Coincidiendo con el año 1000 del calendario Hijri de la Hégira, el emperador mogol Akbar de la India se prestó a conmemorar el viaje iniciático de Mahoma a La Meca en el 622 de nuestro calendario con una vigorosa y profunda revisión de las políticas públicas que regían en su Imperio y las costumbres y las prácticas sociales de sus súbditos. El fundamento de Akbar era el ambicioso y poco usual concepto según el cual la búsqueda de la razón -en oposición a lo que él llamó la tierra fangosa de la tradición- era el camino correcto para afrontar los problemas de conducta entre religiones y los retos de construir una sociedad justa para alcanzar la paz social en la India multicultural del siglo XVI.
Akbar reinó entre 1556 y 1605 el Gran Mogol, un poderoso imperio islámico que ocupó gran parte de los territorios de la actual India, Pakistán y Bangladesh y determinadas zonas de Afganistán, Nepal, Bután e Irán. Aunque alejado de la verdad incondicional revelada por la fe islámica, Akbar era un devoto musulmán que se encontraba atraído intensamente por la filosofía y la cultura hindúes –la religión mayoritaria de la población-, y también por las prácticas de otras creencias minoritarias como el cristianismo, el jansenismo y la parsi.

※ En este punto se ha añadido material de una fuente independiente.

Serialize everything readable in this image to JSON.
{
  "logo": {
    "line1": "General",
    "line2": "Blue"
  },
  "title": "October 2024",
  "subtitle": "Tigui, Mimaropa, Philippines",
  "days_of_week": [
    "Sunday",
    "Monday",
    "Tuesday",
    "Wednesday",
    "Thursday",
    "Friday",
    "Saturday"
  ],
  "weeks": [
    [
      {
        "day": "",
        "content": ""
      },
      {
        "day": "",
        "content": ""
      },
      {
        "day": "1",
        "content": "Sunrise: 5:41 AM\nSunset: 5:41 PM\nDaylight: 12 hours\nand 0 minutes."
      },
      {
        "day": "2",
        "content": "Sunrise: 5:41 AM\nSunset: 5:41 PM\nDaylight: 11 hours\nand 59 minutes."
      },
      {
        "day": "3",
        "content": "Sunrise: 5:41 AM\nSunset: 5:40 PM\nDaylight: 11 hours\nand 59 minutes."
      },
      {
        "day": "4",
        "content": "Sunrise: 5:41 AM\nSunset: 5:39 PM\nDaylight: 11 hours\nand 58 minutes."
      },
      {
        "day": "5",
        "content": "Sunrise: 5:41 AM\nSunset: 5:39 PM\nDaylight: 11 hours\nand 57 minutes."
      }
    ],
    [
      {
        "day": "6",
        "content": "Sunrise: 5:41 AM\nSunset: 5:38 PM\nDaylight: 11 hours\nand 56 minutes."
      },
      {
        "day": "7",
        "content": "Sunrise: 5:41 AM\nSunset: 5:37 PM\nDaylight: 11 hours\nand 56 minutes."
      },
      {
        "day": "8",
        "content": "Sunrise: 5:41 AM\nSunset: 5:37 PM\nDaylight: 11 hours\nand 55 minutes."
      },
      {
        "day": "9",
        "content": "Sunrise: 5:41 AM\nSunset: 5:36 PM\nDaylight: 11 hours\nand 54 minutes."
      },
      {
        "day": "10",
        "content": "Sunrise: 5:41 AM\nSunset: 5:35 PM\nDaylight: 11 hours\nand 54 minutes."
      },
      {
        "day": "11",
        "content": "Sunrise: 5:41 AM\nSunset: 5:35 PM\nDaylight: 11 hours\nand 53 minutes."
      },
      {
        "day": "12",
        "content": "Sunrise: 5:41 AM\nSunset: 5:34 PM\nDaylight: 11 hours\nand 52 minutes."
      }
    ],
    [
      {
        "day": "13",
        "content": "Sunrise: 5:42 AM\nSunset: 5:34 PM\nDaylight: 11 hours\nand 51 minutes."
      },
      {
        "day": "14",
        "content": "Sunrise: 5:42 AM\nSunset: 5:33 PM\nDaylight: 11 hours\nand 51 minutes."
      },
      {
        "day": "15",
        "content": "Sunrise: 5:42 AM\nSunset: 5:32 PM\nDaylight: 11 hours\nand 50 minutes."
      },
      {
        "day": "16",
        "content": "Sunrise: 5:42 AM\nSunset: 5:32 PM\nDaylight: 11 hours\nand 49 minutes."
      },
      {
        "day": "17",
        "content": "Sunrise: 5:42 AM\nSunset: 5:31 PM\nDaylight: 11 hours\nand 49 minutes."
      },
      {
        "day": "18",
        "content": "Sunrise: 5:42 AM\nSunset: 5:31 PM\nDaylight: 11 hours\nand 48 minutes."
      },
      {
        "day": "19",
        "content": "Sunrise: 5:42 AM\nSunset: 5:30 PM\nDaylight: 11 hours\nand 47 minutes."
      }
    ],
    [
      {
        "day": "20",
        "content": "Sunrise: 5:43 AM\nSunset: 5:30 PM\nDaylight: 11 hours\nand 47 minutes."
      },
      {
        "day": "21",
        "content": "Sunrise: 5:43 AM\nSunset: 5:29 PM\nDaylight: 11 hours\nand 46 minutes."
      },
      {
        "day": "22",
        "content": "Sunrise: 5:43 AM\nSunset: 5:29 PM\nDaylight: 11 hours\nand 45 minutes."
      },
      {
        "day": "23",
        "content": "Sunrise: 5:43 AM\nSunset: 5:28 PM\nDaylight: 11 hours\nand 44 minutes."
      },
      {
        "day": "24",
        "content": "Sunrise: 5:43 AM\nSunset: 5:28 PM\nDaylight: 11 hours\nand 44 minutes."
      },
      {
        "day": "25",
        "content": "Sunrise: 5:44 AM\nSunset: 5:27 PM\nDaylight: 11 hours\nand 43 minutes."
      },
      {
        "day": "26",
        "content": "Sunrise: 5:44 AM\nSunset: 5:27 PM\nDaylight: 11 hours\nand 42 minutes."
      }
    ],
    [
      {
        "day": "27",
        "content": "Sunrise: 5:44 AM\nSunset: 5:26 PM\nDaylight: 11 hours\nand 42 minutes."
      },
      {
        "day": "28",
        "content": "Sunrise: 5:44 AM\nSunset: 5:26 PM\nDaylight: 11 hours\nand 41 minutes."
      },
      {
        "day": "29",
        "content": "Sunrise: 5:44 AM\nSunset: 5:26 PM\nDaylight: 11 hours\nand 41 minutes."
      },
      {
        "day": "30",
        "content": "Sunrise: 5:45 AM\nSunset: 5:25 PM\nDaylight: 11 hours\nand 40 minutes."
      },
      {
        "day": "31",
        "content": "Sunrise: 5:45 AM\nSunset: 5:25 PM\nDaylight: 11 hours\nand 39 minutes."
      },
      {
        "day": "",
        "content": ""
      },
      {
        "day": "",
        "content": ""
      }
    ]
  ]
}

En Agra, la capital imperial, organizó diálogos sistemáticos entre ellos, entre los que incluía a agnósticos y ateos, llegando a intentar establecer una religión sincrética para todo el subcontinente indio -la Din Ilahi-, nacida de las bondades de las diferentes fes y compatible con cualquier otra confesión, siempre que se mantuviera la lealtad al emperador. La tolerancia se convirtió en una virtud a practicar por todos y protegida por el Estado, que debía permanecer neutral y equidistante de las diferentes religiones, estableciendo así las bases del laicismo como exigencia para alcanzar la paz en un Estado multicultural.
Akbar, también llamado El Grande por su sabiduría y El Viejo, pues no fue el único en ser tolerante entre los emperadores mogoles, promulgó varios decretos centrados en la tolerancia de la comunidad y la libertad individual de cada uno a examinar sus creencias bajo el prisma crítico que proporciona la razón suprema, imperativo alejado de ciertas costumbres y políticas religiosas hasta entonces vigentes en su Imperio. De este modo, introducía el laicismo del Estado como garantía de que ningún ciudadano fuera molestado por sus creencias, defendía que todo el mundo pudiera cambiar de confesión religiosa a voluntad, legalizó y fomentó los matrimonios mixtos, con el argumento de que no trataban de igual manera a todos los ciudadanos abolió la yizia, unos discriminatorios impuestos especiales sobre los no musulmanes, y liberó a todos los esclavos del imperio, ya que beneficiarse de la fuerza supone ir más allá del reino de la justicia.
No cabe duda que las instituciones democráticas modernas que hoy conocemos proceden del pensamiento liberal occidental del siglo XVIII. Sin embargo, Akbar el Grande, un emperador con un poder absoluto, aceptaba la libertad y la diversidad de creencias y prácticas religiosas, una de las bases de los derechos humanos conquistados siglos después. Un ejemplo especialmente llamativo si consideramos que aún hoy en Occidente el Islam es sinónimo de inflexibilidad despiadada y rigidez pétrea.
Y resulta relevante subrayar que mientras Akbar se pronunciaba sobre la senda de la razón como factor clave de un comportamiento bueno y justo y como marco legal de los deberes y los derechos de sus súbditos, Miguel Servet en Ginebra, Giordano Bruno en Roma y tantos otros en la Europa del Renacimiento, morían quemados en las hogueras de la intolerancia y el desprecio.